A lei é clara. Empresas com mais de 100 funcionários são obrigadas a contratar pessoas com deficiência física ou intelectual. Apesar de estar em vigor há mais de 10 anos, a norma ainda é descumprida no Brasil e motivou uma decisão inovadora da 4ª Vara do Trabalho de Curitiba. Em vez de multar uma empresa pelo descumprimento da lei, o juiz Bráulio Gabriel Gusmão proferiu uma sentença exigindo que a empresa se adaptasse para receber os trabalhadores com deficiência. A decisão foi premiada no I Concurso Nacional de Decisões Judiciais e Acórdãos em Direitos Humanos, promovido pelo Conselho Nacional de Justiça (CNJ) em parceira com Secretaria Especial de Direitos Humanos (SDH), do Ministério da Justiça.
Vencedor na categoria “Garantia dos direitos da pessoa com deficiência e da pessoa com transtornos e altas habilidades/superdotação”, o magistrado acolheu pedido do Ministério Público do Trabalho em uma ação civil pública, e determinou a aplicação da Lei n. 8213/1991 (regulamentada em 2004), que trata da exigência mínima de trabalhadores com deficiência nas empresas. “O problema não é multar ou deixar de multar a empresa por ela descumprir a cota, mas permitir que a pessoa com deficiência tenha acesso ao trabalho”, afirma Bráulio.
Foto: Luiz Silveira/Agência CNJ |
Conselheiro Bruno Ronchetti faz a entrega do prêmio na categoria Direitos da Pessoa com Deficiência e da Pessoa com Transtornos e Altas Habilidades/Superdotação ao Juiz Bráulio Gabriel Gusmão, do Tribunal Regional do Trabalho da 9ª Região. |
No processo, a empresa alegou dificuldades para encontrar trabalhadores aptos a preencher as vagas destinadas aos deficientes, o que era questionado pelo Ministério Público.
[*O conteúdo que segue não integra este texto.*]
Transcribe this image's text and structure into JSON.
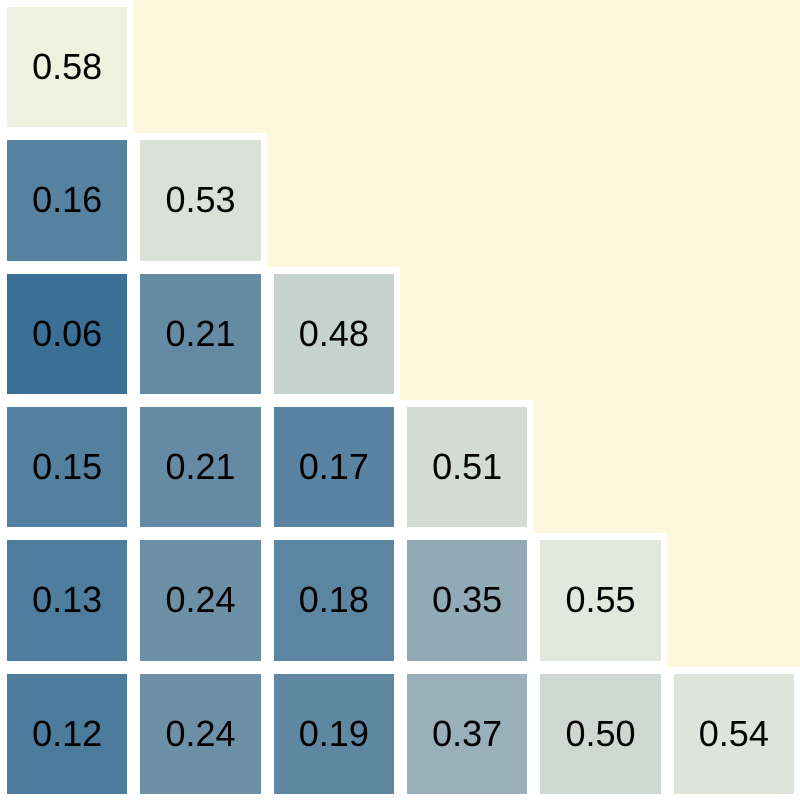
{
  "chart_data": {
    "type": "heatmap",
    "layout": "lower-triangular",
    "rows": 6,
    "cols": 6,
    "values": [
      [
        0.58
      ],
      [
        0.16,
        0.53
      ],
      [
        0.06,
        0.21,
        0.48
      ],
      [
        0.15,
        0.21,
        0.17,
        0.51
      ],
      [
        0.13,
        0.24,
        0.18,
        0.35,
        0.55
      ],
      [
        0.12,
        0.24,
        0.19,
        0.37,
        0.5,
        0.54
      ]
    ],
    "value_range": [
      0.0,
      0.6
    ],
    "colorscale": {
      "low": "#2b6690",
      "mid": "#7d9aad",
      "high": "#f6f7e4"
    },
    "upper_triangle_color": "#fff7dc",
    "grid_separator_color": "#ffffff",
    "cell_text_color": "#000000",
    "title": "",
    "xlabel": "",
    "ylabel": ""
  }
}
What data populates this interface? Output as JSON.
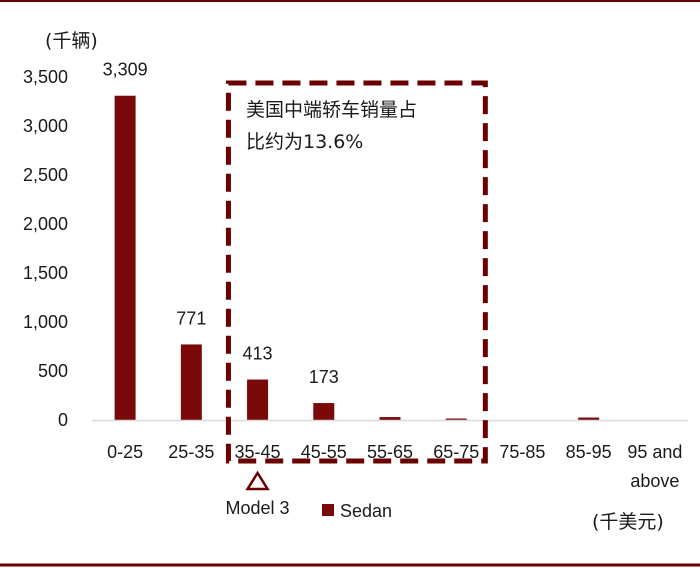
{
  "colors": {
    "bar": "#7a0a0a",
    "frame": "#6b0000",
    "axis": "#d9d9d9"
  },
  "chart_data": {
    "type": "bar",
    "y_unit": "(千辆)",
    "x_unit": "(千美元)",
    "categories": [
      "0-25",
      "25-35",
      "35-45",
      "45-55",
      "55-65",
      "65-75",
      "75-85",
      "85-95",
      "95 and above"
    ],
    "category_lines": [
      [
        "0-25"
      ],
      [
        "25-35"
      ],
      [
        "35-45"
      ],
      [
        "45-55"
      ],
      [
        "55-65"
      ],
      [
        "65-75"
      ],
      [
        "75-85"
      ],
      [
        "85-95"
      ],
      [
        "95 and",
        "above"
      ]
    ],
    "series": [
      {
        "name": "Sedan",
        "values": [
          3309,
          771,
          413,
          173,
          30,
          15,
          0,
          25,
          0
        ]
      }
    ],
    "data_labels": [
      "3,309",
      "771",
      "413",
      "173",
      null,
      null,
      null,
      null,
      null
    ],
    "ylim": [
      0,
      3500
    ],
    "y_ticks": [
      0,
      500,
      1000,
      1500,
      2000,
      2500,
      3000,
      3500
    ],
    "y_tick_labels": [
      "0",
      "500",
      "1,000",
      "1,500",
      "2,000",
      "2,500",
      "3,000",
      "3,500"
    ],
    "grid": false,
    "legend": "bottom",
    "annotations": {
      "box_text_line1": "美国中端轿车销量占",
      "box_text_line2": "比约为13.6%",
      "box_range": [
        "35-45",
        "65-75"
      ],
      "marker_label": "Model 3",
      "marker_category": "35-45"
    }
  }
}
A fim de promover um debate sobre o assunto, o juiz promoveu uma audiência pública em que foram ouvidas pessoas com experiência no tema, como representantes da área de recursos humanos, da área acadêmica e uma auditora fiscal do trabalho. “A maior dificuldade foi justamente buscar esse novo olhar, tentar superar o que se faz hoje e tentar contribuir de uma maneira diferente para resolver o problema”, explicou o juiz.
Na sentença, o magistrado fundamentou seu entendimento na Convenção da ONU sobre os Direitos das Pessoas com Deficiência, que foi ratificada pelo Brasil por meio do Decreto Legislativo n. 186 de 2008, adquirindo status de norma constitucional.
De acordo com dados da Relação Anual de Informações Sociais (Rais) 2015, divulgados pelo Ministério do Trabalho no ano passado, 403,2 mil pessoas com deficiência atuam formalmente no mercado de trabalho, correspondendo a um percentual de 0,84% do total dos vínculos empregatícios.
A premiação – O concurso destaca o papel de juízes na defesa dos direitos humanos. Qualquer cidadão, inclusive o juíz responsável, pode indicar a decisão e inscrevê-la em até duas categorias apenas um caso foi premiado em cada uma. Foram consideradas decisões em processos de primeiro e segundo grau, dadas por um juiz ou por colegiados, entre 25 de outubro de 2011 a 25 de outubro de 2016. A análise coube a uma comissão julgadora de cinco membros, indicados pelo CNJ e pela SDH.
A premiação avaliou decisões em 14 temas: garantia dos direitos da criança e do adolescente, da pessoa idosa e das mulheres; da população negra; dos povos e comunidades tradicionais; dos imigrantes e refugiados; da população de lésbicas, gays, bissexuais, travestis e transexuais; da população em privação de liberdade e em situação de rua; da pessoa com deficiência e da pessoa com transtornos e altas habilidades/superdotadas; promoção e respeito à diversidade religiosa; prevenção e combate à tortura; combate e erradicação ao trabalho escravo e tráfico de pessoas.